From the Desk of Gloria Williams
If an employee is surprised by their termination, they are more likely to sue. When an employee is terminated for “performance problems” and they have annual reviews that state they are performing well or they are an exemplary employee, this contradiction in documentation may be all the ammunition a lawyer needs to win a case against the organization. This inconsistency makes it easier for the employee to point out some sort of illegal discrimination or retaliation as the real reason for the termination.
Insurance companies report that wrongful termination lawsuits are increasing, and are the most frequent claim made in labor litigation. In a report from LawyersandSettlements.com, they state that former employees win over 50 percent of the wrongful termination lawsuits nationwide, and in some regions, the win rate for former employees has been as high as 70 percent.
It is important to note that litigation for wrongful termination can tie up an employer for two years or longer, as the lawsuit trudges along in the legal system. Along with the extended time the issue may take to be resolved, the cost can be quite high.
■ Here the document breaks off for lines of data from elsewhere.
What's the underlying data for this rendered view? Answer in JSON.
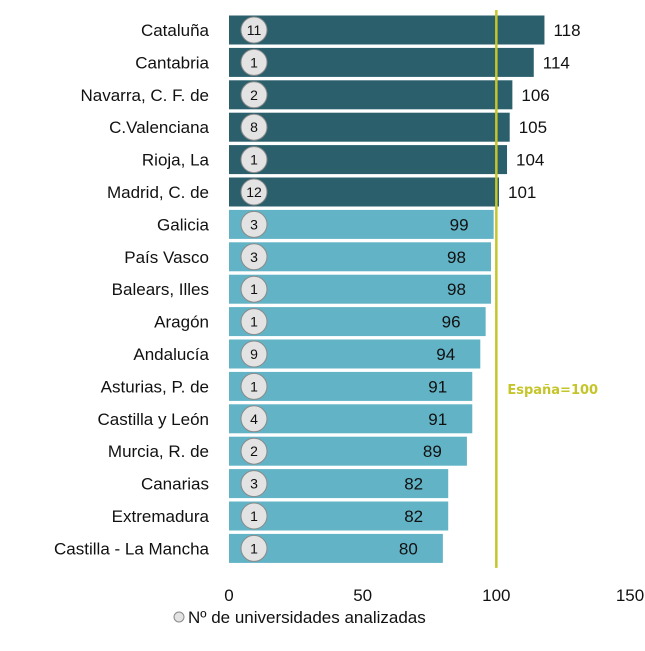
{
  "chart_data": {
    "type": "bar",
    "orientation": "horizontal",
    "categories": [
      "Cataluña",
      "Cantabria",
      "Navarra, C. F. de",
      "C.Valenciana",
      "Rioja, La",
      "Madrid, C. de",
      "Galicia",
      "País Vasco",
      "Balears, Illes",
      "Aragón",
      "Andalucía",
      "Asturias, P. de",
      "Castilla y León",
      "Murcia, R. de",
      "Canarias",
      "Extremadura",
      "Castilla - La Mancha"
    ],
    "values": [
      118,
      114,
      106,
      105,
      104,
      101,
      99,
      98,
      98,
      96,
      94,
      91,
      91,
      89,
      82,
      82,
      80
    ],
    "value_labels": [
      "118",
      "114",
      "106",
      "105",
      "104",
      "101",
      "99",
      "98",
      "98",
      "96",
      "94",
      "91",
      "91",
      "89",
      "82",
      "82",
      "80"
    ],
    "universities": [
      "11",
      "1",
      "2",
      "8",
      "1",
      "12",
      "3",
      "3",
      "1",
      "1",
      "9",
      "1",
      "4",
      "2",
      "3",
      "1",
      "1"
    ],
    "x_ticks": [
      "0",
      "50",
      "100",
      "150"
    ],
    "xlim": [
      0,
      150
    ],
    "reference_line": {
      "value": 100,
      "label": "España=100",
      "color": "#c5c52a"
    },
    "colors": {
      "above_reference": "#2a5f6b",
      "below_reference": "#62b3c6",
      "marker_fill": "#e3e3e3",
      "marker_stroke": "#8a8a8a"
    },
    "legend": {
      "label": "Nº de universidades analizadas",
      "position": "bottom"
    },
    "grid": false
  }
}
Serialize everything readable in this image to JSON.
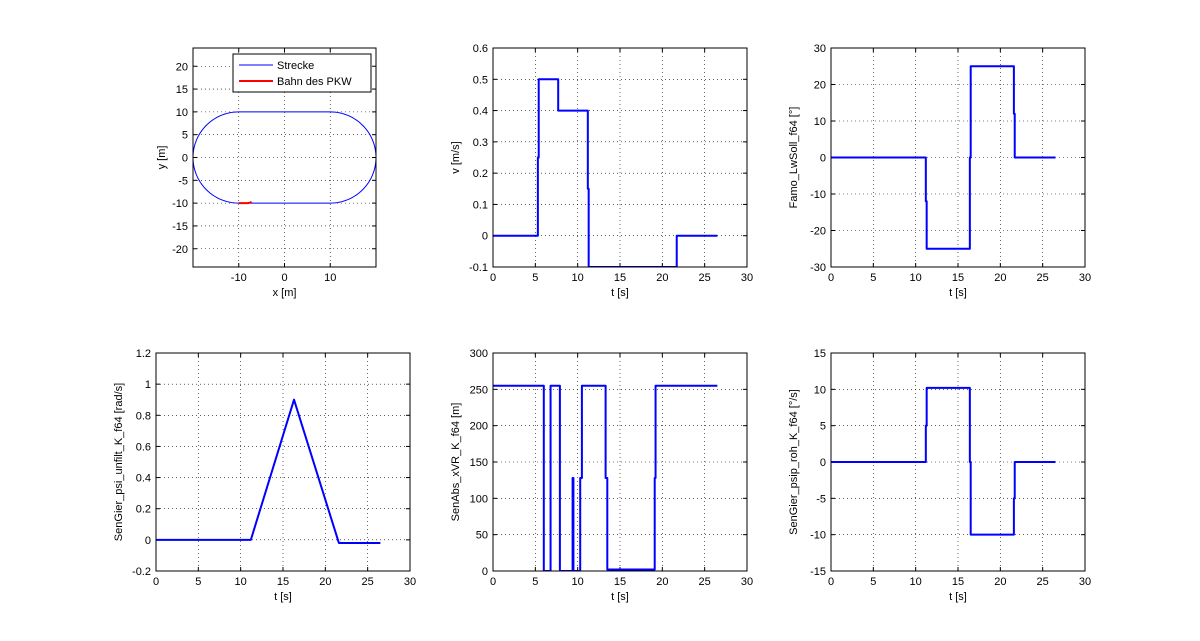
{
  "chart_data": [
    {
      "id": "track",
      "type": "line",
      "xlabel": "x [m]",
      "ylabel": "y [m]",
      "xlim": [
        -20,
        20
      ],
      "ylim": [
        -24,
        24
      ],
      "xticks": [
        -10,
        0,
        10
      ],
      "yticks": [
        -20,
        -15,
        -10,
        -5,
        0,
        5,
        10,
        15,
        20
      ],
      "grid": true,
      "legend": {
        "placement": "top-right",
        "entries": [
          "Strecke",
          "Bahn des PKW"
        ]
      },
      "series": [
        {
          "name": "Strecke",
          "color": "#0000ff",
          "shape": "stadium",
          "straight_x": [
            -10,
            10
          ],
          "radius": 10
        },
        {
          "name": "Bahn des PKW",
          "color": "#ff0000",
          "x": [
            -10,
            -9,
            -8,
            -7.5,
            -7.2
          ],
          "y": [
            -10,
            -10,
            -10,
            -9.9,
            -9.7
          ]
        }
      ]
    },
    {
      "id": "velocity",
      "type": "line",
      "xlabel": "t [s]",
      "ylabel": "v [m/s]",
      "xlim": [
        0,
        30
      ],
      "ylim": [
        -0.1,
        0.6
      ],
      "xticks": [
        0,
        5,
        10,
        15,
        20,
        25,
        30
      ],
      "yticks": [
        -0.1,
        0,
        0.1,
        0.2,
        0.3,
        0.4,
        0.5,
        0.6
      ],
      "grid": true,
      "series": [
        {
          "color": "#0000ff",
          "x": [
            0,
            5.3,
            5.3,
            5.4,
            5.4,
            7.7,
            7.7,
            11.2,
            11.2,
            11.3,
            11.3,
            21.7,
            21.7,
            26.5
          ],
          "y": [
            0,
            0,
            0.25,
            0.25,
            0.5,
            0.5,
            0.4,
            0.4,
            0.15,
            0.15,
            -0.1,
            -0.1,
            0,
            0
          ]
        }
      ]
    },
    {
      "id": "steer",
      "type": "line",
      "xlabel": "t [s]",
      "ylabel": "Famo_LwSoll_f64 [°]",
      "xlim": [
        0,
        30
      ],
      "ylim": [
        -30,
        30
      ],
      "xticks": [
        0,
        5,
        10,
        15,
        20,
        25,
        30
      ],
      "yticks": [
        -30,
        -20,
        -10,
        0,
        10,
        20,
        30
      ],
      "grid": true,
      "series": [
        {
          "color": "#0000ff",
          "x": [
            0,
            11.2,
            11.2,
            11.3,
            11.3,
            16.4,
            16.4,
            16.5,
            16.5,
            21.6,
            21.6,
            21.7,
            21.7,
            26.5
          ],
          "y": [
            0,
            0,
            -12,
            -12,
            -25,
            -25,
            0,
            0,
            25,
            25,
            12,
            12,
            0,
            0
          ]
        }
      ]
    },
    {
      "id": "psi",
      "type": "line",
      "xlabel": "t [s]",
      "ylabel": "SenGier_psi_unfilt_K_f64 [rad/s]",
      "xlim": [
        0,
        30
      ],
      "ylim": [
        -0.2,
        1.2
      ],
      "xticks": [
        0,
        5,
        10,
        15,
        20,
        25,
        30
      ],
      "yticks": [
        -0.2,
        0,
        0.2,
        0.4,
        0.6,
        0.8,
        1,
        1.2
      ],
      "grid": true,
      "series": [
        {
          "color": "#0000ff",
          "x": [
            0,
            11.2,
            16.3,
            21.6,
            26.5
          ],
          "y": [
            0,
            0,
            0.9,
            -0.02,
            -0.02
          ]
        }
      ]
    },
    {
      "id": "distance",
      "type": "line",
      "xlabel": "t [s]",
      "ylabel": "SenAbs_xVR_K_f64 [m]",
      "xlim": [
        0,
        30
      ],
      "ylim": [
        0,
        300
      ],
      "xticks": [
        0,
        5,
        10,
        15,
        20,
        25,
        30
      ],
      "yticks": [
        0,
        50,
        100,
        150,
        200,
        250,
        300
      ],
      "grid": true,
      "series": [
        {
          "color": "#0000ff",
          "x": [
            0,
            6,
            6,
            6.8,
            6.8,
            7.9,
            7.9,
            9.4,
            9.4,
            9.5,
            9.5,
            10.3,
            10.3,
            10.5,
            10.5,
            10.6,
            10.6,
            13.3,
            13.3,
            13.5,
            13.5,
            19.1,
            19.1,
            19.2,
            19.2,
            26.5
          ],
          "y": [
            255,
            255,
            0,
            0,
            255,
            255,
            0,
            0,
            128,
            128,
            0,
            0,
            128,
            128,
            255,
            255,
            255,
            255,
            128,
            128,
            2,
            2,
            128,
            128,
            255,
            255
          ]
        }
      ]
    },
    {
      "id": "psip",
      "type": "line",
      "xlabel": "t [s]",
      "ylabel": "SenGier_psip_roh_K_f64 [°/s]",
      "xlim": [
        0,
        30
      ],
      "ylim": [
        -15,
        15
      ],
      "xticks": [
        0,
        5,
        10,
        15,
        20,
        25,
        30
      ],
      "yticks": [
        -15,
        -10,
        -5,
        0,
        5,
        10,
        15
      ],
      "grid": true,
      "series": [
        {
          "color": "#0000ff",
          "x": [
            0,
            11.2,
            11.2,
            11.3,
            11.3,
            16.4,
            16.4,
            16.5,
            16.5,
            21.6,
            21.6,
            21.7,
            21.7,
            26.5
          ],
          "y": [
            0,
            0,
            5,
            5,
            10.2,
            10.2,
            0,
            0,
            -10,
            -10,
            -5,
            -5,
            0,
            0
          ]
        }
      ]
    }
  ]
}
California utility PG&E was fined $1 million for a single wrongful termination claim, just one of many examples of hefty fines that have been levied on companies.
If your organization performs regular or annual performance appraisals, supervisors should provide honest and regular feedback and evaluations. Supervisors should understand and follow the organization’s progressive discipline policy to eliminate a “surprise” when a problem employee is terminated. Whenever possible the organization should have an independent review of the termination recommendation to avoid an undercurrent of bias.